Kendi canımı korumak elbette en doğal hakkım. Her şartta “Önce can!..” demeliyim. Ama o canın hakkını vererek, o canın bana bahşettiği vasıflara sahip çıkarak. İnsan olma erdemine sahip çıkmak, bu hayatta tek başına olmadığımızın farkına vardığımızda fark edilir. Sürüden farkımız insan olarak farkındalığımızı ortaya koyduğumuz an hissedilir. Sorumluluğumuz benliğimizde başlar, bizde anlam kazanır, insan olmakla tamamlanır.

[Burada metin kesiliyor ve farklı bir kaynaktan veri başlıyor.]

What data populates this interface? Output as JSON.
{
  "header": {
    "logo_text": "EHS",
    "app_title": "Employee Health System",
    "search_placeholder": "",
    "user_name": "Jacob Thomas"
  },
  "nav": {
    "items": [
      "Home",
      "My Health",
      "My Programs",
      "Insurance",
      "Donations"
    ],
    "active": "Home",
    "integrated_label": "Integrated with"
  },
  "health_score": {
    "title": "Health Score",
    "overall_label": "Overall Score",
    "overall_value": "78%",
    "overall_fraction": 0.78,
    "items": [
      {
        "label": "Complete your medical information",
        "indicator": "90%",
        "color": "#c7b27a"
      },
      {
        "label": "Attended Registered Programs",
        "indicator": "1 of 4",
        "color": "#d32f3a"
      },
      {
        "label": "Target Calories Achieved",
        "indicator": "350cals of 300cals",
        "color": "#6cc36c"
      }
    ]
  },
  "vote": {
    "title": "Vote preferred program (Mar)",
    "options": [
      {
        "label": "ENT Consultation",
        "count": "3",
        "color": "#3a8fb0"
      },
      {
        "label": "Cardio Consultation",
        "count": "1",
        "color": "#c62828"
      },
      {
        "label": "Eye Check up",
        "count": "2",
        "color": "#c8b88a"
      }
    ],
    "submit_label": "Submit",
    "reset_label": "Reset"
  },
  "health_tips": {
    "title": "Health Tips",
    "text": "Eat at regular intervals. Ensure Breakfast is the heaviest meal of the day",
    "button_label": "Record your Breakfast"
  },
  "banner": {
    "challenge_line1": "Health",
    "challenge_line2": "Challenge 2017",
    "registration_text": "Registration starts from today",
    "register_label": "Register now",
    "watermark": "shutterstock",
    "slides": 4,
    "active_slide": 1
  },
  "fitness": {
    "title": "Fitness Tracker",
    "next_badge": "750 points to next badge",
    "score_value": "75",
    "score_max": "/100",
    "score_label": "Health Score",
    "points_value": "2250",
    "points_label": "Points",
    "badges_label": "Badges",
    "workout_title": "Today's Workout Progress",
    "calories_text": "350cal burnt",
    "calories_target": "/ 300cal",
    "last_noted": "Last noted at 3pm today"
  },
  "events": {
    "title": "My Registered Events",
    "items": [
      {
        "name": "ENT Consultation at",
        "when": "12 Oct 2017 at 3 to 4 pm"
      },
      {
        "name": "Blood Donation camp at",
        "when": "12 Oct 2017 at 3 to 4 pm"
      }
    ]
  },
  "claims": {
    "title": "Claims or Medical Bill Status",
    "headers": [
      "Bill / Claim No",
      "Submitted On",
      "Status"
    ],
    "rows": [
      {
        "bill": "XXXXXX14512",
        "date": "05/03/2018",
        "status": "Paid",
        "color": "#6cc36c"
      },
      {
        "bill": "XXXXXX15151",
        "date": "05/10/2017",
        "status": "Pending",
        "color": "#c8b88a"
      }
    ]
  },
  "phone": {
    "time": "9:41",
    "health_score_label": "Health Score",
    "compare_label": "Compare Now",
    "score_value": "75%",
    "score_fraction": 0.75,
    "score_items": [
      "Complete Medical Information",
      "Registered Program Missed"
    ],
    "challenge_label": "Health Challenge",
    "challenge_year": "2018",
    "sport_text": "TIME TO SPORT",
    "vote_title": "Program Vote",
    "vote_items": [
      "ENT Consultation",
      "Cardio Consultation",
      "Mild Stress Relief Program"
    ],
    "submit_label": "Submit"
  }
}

Kendimizi sevmekle başlar hikâyemiz. Ama sevgi hakiki manasına sevilmeye başladığımız an başlar. Sevmek, sevilmekle tamamlanır. Ardından insanı tanımlayan ve tamamlayan bütün özellikler gelir. Edep, vicdan, merhamet, adalet, doğruluk, iyilik, sağduyu ve insanca güzelliklere ait tüm özellikler.

Şu günlerde yarım bırakılmış insan hikâyeleri ile karşı karşıyayız. Salgın günlerinde her şey elimizin altından kayıp gidiyor. Bir yerlere yetmeyen, erişemeyen insanlar bu belirsizlikte son noktayı koyamıyor.

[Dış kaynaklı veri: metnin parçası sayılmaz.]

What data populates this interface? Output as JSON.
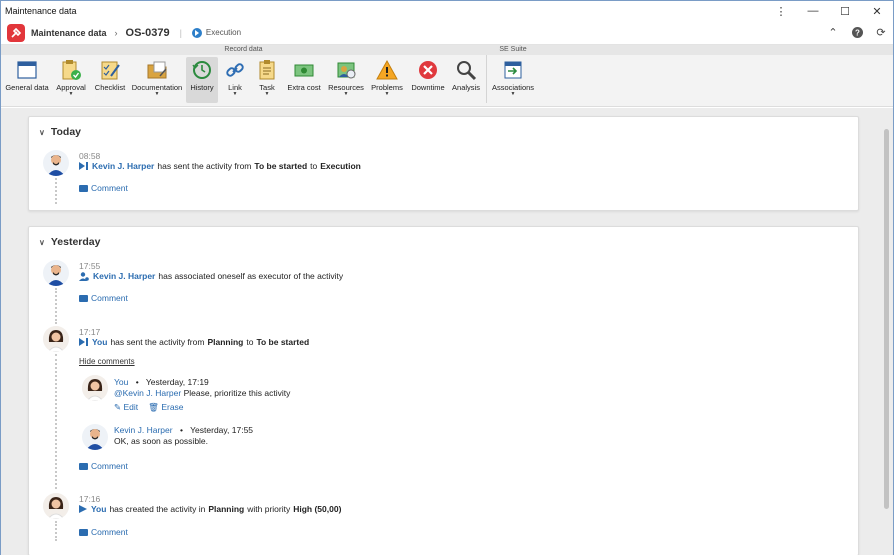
{
  "window": {
    "title": "Maintenance data"
  },
  "header": {
    "breadcrumb_root": "Maintenance data",
    "record_id": "OS-0379",
    "status": "Execution"
  },
  "ribbon": {
    "group_record": "Record data",
    "group_suite": "SE Suite",
    "buttons": {
      "general": "General data",
      "approval": "Approval",
      "checklist": "Checklist",
      "documentation": "Documentation",
      "history": "History",
      "link": "Link",
      "task": "Task",
      "extra_cost": "Extra cost",
      "resources": "Resources",
      "problems": "Problems",
      "downtime": "Downtime",
      "analysis": "Analysis",
      "associations": "Associations"
    }
  },
  "today": {
    "title": "Today",
    "e1": {
      "time": "08:58",
      "user": "Kevin J. Harper",
      "t1": "has sent the activity from",
      "from": "To be started",
      "t2": "to",
      "to": "Execution",
      "comment": "Comment"
    }
  },
  "yesterday": {
    "title": "Yesterday",
    "e1": {
      "time": "17:55",
      "user": "Kevin J. Harper",
      "t1": "has associated oneself as executor of the activity",
      "comment": "Comment"
    },
    "e2": {
      "time": "17:17",
      "user": "You",
      "t1": "has sent the activity from",
      "from": "Planning",
      "t2": "to",
      "to": "To be started",
      "hide_comments": "Hide comments",
      "c1": {
        "author": "You",
        "bullet": "•",
        "when": "Yesterday, 17:19",
        "mention": "@Kevin J. Harper",
        "text": "Please, prioritize this activity",
        "edit": "Edit",
        "erase": "Erase"
      },
      "c2": {
        "author": "Kevin J. Harper",
        "bullet": "•",
        "when": "Yesterday, 17:55",
        "text": "OK, as soon as possible."
      },
      "comment": "Comment"
    },
    "e3": {
      "time": "17:16",
      "user": "You",
      "t1": "has created the activity in",
      "where": "Planning",
      "t2": "with priority",
      "priority": "High (50,00)",
      "comment": "Comment"
    }
  },
  "colors": {
    "accent": "#2b6cb0",
    "logo": "#e2363b"
  }
}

Hayata küçük bir pencereden bakmaya mahkûm edildik. Okuduklarımız, izlediklerimiz hep bakmaya yönlendirildiğimiz senaryo üzerine kurulu. Aynı noktada durmamak gerekir. Farklı pencerelerden bakabilmek için elimize geçen fırsatları değerlendirmeliyiz. Güvenilir kurum ve kişilerin yürüttükleri etkinlikleri takip edebiliriz. Hayat eve sığar mı? Nasıl sığar? Tabiî ki evine dünyayı getirdiğinde. Sağlıklı bir beden kadar sağlıklı bir ruha da ihtiyacımız. Moral değerlerini arttıracak sosyal, kültürel, bilimsel etkinliklere en az spor amacıyla yaptığımız egzersizler kadar ihtiyacımız var.

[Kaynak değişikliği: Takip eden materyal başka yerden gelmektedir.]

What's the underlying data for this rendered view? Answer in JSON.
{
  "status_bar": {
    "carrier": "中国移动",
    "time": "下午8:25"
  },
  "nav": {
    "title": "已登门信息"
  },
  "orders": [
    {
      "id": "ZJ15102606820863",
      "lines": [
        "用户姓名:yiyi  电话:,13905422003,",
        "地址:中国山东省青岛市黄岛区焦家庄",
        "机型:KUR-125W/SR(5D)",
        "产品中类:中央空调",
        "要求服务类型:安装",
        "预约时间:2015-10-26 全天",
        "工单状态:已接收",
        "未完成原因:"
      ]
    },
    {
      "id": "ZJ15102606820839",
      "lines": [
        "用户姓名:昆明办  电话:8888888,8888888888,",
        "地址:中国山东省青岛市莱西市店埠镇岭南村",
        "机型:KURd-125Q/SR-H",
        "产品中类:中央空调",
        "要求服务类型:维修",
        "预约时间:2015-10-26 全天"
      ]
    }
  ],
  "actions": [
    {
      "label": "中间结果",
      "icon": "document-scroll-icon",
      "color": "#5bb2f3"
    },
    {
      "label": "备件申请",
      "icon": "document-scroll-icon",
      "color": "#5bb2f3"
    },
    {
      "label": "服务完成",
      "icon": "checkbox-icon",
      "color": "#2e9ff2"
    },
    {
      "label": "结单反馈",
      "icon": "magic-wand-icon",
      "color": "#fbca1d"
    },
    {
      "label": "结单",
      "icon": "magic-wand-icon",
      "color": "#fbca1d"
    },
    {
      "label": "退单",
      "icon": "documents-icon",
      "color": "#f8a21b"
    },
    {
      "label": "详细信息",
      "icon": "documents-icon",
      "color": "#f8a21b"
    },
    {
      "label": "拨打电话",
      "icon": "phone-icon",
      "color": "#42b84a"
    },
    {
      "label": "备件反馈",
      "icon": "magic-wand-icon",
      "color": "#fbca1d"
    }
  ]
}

Evde geçirdiğimiz zamanları dar zamanlardan kurtarmalıyız. Umudun, inancın ve yeniden dirilişin mücadelesini vereceğimiz geniş zamanlara dönüştürmeliyiz. Evde geçirdiğimiz zamanı bir mahkûmiyet olarak görürsek ne kendimize ne de sevdiklerimize bir faydamız dokunur. Bu zamanlar ancak gönüllerden gönüllere köprü kuracağımız, sevginin ve hoşgörünün egemen olduğu bir ortamda birlik ve beraberliğimizin verdiği güçle ayakta kalmamız gereken zamanlardır.

Bakın her gün yüzlerce can, elimizden kayıp gidiyor. Bir virüs deyip vurdumduymazlık gösterenler sizin aymazlığın bedelini aramızdan ayrılan canlarımız ödüyor. Acımız gün be gün artıyor. Dur demek elimizdeyken diyemeyenler bencilliğinizin cezasını şu anda hastane odalarında bir nefes için mücadele edenler çekiyor. Tabiî ki bu süreçte bir tarafı suçlayıp aklanacak değiliz. Zor zamanlar insanlığın imtihana çekildiği zamanlardır. Bakalım bu salgın günlerinin ardından karnemiz elimize verildiğinde ne kadar başarılı görüneceğiz.

Hayatını her gün çalışmak zorunda olduğunda dışarıda geçirmek zorunda olan insanları düşünelim. Her bir birey içinde bulunduğu durumdan daha kötü durumda insanlar olduğu gerçeğini unutmamalıdır. Bu dünya benliğimizin egemen olduğu sadece bize ait bir ada değildir.

Bizim zerre hükmünce hayatımız olduğunu ve haddimize düşen nispetince bize ait olanla yaşamak zorunda olduğumuzu unutmayalım. Hele bu zor zamanlarda hayatı yaşayarak tecrübe ede ede, hayatla sınana sınana geleceğe yürüyoruz. Bu öyle bir bilinmezlerle dolu bir zaman ki!.. Zaman zaman, ne zaman dediğimiz zamanlardayız.

Sevdiklerimiz hastalandığında yanlarında kalamıyoruz, onları kaybetmenin acısını yaşarken cenazeleri esnasında son vazifelerimizi gönül rahatlığıyla yapamıyoruz. Modern zamanlar bizi aynı zamanda yalnızlığa da mahkûm etti. Ama şükür terazisini önümüze koyduğumuzda sağlıklı ve evde geçirdiğimiz zamanla, hastane köşelerinde yapayalnız şifâ bekleyerek geçireceğimiz zaman arasında terazi hakikati bize gösterecektir.

Bize düşen neyse sahip çıkıp, şikâyetleri ve mazeretleri bir kenara bırakıp bir olursak, birlik olursak dirliğe ulaşacağımızı unutmayalım. Modern zamanlarda geçip giden zaman çok kıymetli. Zamanın elinden tutalım ve bugünden geleceğe bir şeyler bırakabileceğimiz bize düşen ne varsa yapalım.